If I didn’t have a day job, it’d be quite tempted to spend my time at the Abidjan courts this past month, where after nearly four years of waiting the trial of the country’s former cocoa sector managers is underway. It’s not making headlines internationally, but a few papers are following the trial closely and there are some simply stupendous stories coming out each day. Surely this sort of thing would make a fantastic book. One headline today suggests some 1.8 billion dollars of sub-grade cocoa was illegally exported – every day there are similar stories of scams.

All this is creating barely a stir here. For context, the cocoa sector here in the world’s biggest producer was liberalised in 1999/2000 and put under the control of various semi-private agencies. The whole thing was very badly organised leaving agencies that had ambiguous legal foundations controlled by unaccountable managers, many of whom had little formal training. In addition, the period coincided with instability in Ivory Coast following the late-99 coup d’etat.
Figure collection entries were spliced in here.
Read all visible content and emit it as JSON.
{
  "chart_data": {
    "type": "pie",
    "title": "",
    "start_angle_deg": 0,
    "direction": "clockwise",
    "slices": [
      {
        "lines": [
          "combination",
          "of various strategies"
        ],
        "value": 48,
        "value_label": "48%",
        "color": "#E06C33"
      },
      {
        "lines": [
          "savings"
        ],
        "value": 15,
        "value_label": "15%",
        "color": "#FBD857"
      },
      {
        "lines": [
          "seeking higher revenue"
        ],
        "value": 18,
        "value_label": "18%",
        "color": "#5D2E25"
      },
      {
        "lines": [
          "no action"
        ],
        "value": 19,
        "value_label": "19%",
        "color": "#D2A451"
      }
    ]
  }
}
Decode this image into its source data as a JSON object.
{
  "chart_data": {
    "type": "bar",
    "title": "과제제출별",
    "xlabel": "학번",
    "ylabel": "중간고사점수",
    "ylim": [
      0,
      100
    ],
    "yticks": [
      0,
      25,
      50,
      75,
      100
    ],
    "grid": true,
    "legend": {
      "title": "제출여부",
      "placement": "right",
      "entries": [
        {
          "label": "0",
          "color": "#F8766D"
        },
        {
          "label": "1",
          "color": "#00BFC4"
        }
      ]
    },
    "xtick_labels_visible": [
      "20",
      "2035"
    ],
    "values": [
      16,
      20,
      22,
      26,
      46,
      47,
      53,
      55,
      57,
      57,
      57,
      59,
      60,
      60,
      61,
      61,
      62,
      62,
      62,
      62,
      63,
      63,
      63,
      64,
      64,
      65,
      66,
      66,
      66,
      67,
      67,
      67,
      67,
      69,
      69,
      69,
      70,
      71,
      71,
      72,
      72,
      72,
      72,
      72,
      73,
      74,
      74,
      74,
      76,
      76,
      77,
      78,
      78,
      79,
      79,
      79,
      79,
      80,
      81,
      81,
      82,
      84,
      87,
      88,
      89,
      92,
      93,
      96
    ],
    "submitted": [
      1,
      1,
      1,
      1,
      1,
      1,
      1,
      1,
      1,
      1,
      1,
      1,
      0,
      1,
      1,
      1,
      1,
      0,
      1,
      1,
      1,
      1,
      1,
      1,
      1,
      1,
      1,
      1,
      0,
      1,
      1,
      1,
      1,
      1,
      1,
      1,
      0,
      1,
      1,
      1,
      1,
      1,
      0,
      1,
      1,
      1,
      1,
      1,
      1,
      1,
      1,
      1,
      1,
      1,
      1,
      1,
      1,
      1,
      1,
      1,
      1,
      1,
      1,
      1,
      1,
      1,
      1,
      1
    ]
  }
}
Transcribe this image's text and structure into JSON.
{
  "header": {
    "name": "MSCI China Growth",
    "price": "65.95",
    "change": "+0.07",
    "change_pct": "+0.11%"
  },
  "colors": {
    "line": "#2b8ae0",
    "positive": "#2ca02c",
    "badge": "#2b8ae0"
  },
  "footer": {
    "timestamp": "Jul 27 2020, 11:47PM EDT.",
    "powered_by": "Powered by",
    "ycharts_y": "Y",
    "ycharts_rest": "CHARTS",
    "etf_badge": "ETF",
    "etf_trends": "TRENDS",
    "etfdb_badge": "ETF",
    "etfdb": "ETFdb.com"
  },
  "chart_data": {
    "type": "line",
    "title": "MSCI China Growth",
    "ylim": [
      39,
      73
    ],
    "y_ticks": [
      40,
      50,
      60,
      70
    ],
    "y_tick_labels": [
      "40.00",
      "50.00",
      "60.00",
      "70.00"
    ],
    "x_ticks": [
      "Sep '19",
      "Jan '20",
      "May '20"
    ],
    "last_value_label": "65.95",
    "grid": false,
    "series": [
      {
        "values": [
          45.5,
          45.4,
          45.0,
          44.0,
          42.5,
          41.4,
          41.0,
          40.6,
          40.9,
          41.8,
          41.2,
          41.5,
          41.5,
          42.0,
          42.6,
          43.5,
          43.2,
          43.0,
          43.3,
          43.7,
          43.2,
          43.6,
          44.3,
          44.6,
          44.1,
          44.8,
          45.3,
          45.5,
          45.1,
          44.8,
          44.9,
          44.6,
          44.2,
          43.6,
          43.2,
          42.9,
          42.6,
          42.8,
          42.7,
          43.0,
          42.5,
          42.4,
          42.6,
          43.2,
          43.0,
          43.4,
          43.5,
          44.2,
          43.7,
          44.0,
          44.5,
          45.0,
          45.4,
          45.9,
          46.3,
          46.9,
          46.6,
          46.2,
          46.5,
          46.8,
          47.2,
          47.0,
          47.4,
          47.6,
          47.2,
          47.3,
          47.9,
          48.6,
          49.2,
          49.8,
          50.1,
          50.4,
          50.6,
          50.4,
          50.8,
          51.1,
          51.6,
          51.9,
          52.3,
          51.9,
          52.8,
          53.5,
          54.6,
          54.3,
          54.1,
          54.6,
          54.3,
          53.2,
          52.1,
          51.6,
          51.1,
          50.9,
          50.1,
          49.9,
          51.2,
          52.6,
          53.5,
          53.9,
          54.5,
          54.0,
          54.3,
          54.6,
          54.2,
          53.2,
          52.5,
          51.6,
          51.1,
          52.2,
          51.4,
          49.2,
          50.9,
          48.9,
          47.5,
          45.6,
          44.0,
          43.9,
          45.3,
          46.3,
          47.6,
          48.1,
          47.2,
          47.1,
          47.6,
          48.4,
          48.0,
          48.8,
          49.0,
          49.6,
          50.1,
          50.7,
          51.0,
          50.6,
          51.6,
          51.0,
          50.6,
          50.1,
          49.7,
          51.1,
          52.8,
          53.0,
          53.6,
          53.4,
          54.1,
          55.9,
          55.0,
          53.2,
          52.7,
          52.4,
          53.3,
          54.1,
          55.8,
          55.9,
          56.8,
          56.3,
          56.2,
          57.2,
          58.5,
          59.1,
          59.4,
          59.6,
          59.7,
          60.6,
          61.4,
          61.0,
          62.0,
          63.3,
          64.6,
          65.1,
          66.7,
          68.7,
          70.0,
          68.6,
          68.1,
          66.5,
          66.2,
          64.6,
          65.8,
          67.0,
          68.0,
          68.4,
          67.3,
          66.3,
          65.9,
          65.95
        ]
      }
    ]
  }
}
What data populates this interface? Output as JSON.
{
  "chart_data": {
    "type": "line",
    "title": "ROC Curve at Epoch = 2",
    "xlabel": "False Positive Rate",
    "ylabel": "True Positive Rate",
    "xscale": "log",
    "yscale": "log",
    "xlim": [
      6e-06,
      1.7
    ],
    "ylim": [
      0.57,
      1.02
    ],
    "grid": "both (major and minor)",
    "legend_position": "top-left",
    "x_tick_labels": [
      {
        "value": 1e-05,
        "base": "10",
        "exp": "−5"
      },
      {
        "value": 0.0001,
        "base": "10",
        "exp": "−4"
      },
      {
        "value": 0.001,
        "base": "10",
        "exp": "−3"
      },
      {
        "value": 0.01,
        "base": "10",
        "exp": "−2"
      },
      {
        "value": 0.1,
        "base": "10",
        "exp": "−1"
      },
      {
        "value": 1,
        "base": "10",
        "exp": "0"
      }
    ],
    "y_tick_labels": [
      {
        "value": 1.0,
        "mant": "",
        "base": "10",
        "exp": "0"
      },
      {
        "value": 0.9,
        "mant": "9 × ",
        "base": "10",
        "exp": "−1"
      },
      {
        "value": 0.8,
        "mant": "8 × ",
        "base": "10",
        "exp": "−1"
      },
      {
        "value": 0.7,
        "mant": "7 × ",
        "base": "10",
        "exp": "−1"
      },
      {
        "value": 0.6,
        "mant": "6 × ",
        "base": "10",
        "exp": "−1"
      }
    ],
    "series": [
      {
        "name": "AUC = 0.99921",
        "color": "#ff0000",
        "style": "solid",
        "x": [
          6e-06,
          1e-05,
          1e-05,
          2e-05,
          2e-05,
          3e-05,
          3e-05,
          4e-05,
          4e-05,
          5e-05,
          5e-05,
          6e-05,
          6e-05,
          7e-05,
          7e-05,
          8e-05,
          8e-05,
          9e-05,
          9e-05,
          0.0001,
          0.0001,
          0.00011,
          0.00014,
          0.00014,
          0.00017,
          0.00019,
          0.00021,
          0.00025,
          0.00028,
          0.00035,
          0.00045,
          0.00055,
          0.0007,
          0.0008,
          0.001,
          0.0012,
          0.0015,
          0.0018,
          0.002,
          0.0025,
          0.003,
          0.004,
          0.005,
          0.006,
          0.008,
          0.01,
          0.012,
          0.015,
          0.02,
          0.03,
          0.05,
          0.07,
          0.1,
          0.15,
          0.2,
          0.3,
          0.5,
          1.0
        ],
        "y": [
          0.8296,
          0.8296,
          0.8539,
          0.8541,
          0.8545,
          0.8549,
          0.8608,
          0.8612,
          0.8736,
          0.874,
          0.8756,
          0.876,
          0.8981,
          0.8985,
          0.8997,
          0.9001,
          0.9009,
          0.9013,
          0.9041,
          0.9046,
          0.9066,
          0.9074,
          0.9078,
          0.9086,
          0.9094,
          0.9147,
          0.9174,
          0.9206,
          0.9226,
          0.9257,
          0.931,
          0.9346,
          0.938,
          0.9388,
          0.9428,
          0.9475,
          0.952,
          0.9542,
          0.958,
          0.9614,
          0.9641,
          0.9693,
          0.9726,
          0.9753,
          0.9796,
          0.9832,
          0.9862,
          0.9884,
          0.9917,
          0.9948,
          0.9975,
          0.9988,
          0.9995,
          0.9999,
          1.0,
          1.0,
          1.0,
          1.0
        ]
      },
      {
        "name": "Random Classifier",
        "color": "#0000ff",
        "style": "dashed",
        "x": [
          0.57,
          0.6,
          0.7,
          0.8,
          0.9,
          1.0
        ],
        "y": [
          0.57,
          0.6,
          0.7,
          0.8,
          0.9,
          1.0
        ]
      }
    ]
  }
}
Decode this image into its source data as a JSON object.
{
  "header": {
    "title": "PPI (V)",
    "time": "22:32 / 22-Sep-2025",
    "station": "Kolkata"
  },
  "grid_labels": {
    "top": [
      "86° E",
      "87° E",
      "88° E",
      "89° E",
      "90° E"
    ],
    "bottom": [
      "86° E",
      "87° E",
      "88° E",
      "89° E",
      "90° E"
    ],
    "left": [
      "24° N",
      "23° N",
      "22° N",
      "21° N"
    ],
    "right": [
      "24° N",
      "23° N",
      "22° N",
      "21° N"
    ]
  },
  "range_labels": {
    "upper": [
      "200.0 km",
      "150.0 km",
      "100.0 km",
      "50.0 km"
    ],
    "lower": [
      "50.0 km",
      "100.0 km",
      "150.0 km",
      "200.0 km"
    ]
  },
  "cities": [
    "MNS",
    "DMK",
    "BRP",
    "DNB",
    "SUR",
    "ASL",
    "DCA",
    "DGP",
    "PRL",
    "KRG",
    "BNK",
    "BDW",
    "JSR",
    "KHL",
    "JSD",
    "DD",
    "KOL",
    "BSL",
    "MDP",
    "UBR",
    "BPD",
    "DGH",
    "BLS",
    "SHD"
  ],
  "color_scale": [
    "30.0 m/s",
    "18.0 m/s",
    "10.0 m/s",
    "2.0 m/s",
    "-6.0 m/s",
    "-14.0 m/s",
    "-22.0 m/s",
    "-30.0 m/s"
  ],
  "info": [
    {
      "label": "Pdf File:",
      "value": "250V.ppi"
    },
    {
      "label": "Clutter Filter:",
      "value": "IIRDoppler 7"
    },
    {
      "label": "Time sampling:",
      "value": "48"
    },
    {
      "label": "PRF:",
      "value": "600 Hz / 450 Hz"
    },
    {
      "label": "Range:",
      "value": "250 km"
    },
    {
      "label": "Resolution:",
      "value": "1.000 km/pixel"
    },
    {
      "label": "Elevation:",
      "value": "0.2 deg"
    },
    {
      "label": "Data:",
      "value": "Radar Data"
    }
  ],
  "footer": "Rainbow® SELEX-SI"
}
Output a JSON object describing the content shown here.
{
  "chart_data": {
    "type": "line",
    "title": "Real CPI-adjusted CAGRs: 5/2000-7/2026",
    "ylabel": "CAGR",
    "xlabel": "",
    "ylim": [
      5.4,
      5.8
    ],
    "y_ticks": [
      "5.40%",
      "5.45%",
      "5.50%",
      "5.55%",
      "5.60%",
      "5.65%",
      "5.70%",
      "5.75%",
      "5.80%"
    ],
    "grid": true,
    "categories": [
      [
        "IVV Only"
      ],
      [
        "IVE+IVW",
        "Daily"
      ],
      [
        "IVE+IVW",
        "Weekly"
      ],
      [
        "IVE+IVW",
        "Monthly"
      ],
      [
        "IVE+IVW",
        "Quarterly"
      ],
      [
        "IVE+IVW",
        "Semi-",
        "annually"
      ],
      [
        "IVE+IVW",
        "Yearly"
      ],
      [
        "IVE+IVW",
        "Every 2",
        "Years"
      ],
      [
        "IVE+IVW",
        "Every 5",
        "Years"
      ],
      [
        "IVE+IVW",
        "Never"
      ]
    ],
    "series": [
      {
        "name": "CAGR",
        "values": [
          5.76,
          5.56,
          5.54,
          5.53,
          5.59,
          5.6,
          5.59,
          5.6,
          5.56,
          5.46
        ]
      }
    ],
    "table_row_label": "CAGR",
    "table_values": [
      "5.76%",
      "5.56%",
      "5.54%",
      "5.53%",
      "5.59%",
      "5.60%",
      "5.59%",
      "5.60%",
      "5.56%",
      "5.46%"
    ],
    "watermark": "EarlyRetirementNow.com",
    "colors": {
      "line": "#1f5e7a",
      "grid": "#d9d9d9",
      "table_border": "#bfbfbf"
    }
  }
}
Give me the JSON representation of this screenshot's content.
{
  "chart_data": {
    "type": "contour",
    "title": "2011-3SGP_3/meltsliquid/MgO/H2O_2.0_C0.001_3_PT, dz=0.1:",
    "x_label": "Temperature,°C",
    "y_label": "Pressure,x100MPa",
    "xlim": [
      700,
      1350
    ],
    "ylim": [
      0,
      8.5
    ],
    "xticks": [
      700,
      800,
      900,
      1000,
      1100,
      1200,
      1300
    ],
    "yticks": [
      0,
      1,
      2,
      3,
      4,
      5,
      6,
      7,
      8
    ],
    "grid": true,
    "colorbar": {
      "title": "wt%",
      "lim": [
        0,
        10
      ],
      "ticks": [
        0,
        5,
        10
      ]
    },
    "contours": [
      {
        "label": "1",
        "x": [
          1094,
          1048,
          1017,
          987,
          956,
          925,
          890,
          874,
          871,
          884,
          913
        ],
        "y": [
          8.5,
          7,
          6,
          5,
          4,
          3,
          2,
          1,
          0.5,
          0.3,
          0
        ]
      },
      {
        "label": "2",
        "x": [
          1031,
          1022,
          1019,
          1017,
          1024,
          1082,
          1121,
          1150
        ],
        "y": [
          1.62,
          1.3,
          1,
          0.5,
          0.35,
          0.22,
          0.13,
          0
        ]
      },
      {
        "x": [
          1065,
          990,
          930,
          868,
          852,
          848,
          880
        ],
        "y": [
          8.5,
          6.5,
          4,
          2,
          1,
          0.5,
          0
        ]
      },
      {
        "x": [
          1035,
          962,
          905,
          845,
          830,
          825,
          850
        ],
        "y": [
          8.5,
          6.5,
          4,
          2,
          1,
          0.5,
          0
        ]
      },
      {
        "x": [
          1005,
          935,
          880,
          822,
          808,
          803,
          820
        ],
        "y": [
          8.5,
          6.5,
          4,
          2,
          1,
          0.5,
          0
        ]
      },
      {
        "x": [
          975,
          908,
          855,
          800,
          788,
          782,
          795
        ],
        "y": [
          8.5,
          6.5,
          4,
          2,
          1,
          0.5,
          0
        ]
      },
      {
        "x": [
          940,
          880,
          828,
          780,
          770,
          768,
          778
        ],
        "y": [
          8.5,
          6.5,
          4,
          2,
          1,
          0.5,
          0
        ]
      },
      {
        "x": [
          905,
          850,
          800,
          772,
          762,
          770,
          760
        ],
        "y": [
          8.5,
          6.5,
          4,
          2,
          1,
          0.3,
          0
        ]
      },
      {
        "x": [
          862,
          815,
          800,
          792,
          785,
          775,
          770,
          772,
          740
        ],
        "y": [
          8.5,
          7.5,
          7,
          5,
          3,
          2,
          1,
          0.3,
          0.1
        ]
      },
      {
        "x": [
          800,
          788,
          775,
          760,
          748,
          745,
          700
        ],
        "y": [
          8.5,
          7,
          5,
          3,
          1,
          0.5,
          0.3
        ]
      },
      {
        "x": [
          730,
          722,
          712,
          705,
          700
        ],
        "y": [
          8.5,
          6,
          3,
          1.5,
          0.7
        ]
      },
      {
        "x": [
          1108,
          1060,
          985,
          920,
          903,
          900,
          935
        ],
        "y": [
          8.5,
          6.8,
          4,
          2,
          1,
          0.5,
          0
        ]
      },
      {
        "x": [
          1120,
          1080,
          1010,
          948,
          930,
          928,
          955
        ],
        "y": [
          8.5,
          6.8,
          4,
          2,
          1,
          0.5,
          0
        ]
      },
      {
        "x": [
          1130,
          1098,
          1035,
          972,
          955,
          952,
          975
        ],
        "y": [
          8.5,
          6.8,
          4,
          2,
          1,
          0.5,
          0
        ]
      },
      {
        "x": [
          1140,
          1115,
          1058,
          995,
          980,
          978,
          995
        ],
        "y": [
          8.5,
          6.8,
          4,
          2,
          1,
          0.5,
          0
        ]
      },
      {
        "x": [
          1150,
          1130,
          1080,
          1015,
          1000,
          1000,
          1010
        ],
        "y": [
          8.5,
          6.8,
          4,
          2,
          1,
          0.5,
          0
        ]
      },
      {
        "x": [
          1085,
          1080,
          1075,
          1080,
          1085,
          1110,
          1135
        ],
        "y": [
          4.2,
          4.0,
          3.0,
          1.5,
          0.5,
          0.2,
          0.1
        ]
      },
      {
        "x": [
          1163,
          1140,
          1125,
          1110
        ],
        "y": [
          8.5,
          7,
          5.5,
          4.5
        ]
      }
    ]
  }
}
The result of the cocoa reforms was theft on an incredible scale.

There was an incredible amount of corruption under former president Laurent Gbagbo, but in this case it was he who arrested the twenty leading figures in the sector in June 2008. What surprises me most is not the figures (which are breath-taking) but the lack of current outrage. It’s evidence of just how little power and influence the Ivorian cocoa farmer has – this is their money stolen by Abidjan-based elites and most of us don’t seem to care. Here’s a prediction – no money will be returned to farmers, no-one will apologise either among those who organised the crime or those who didn’t bother to stop it, and no-one will question the morality of a society that lets the rich steal so openly from the poor.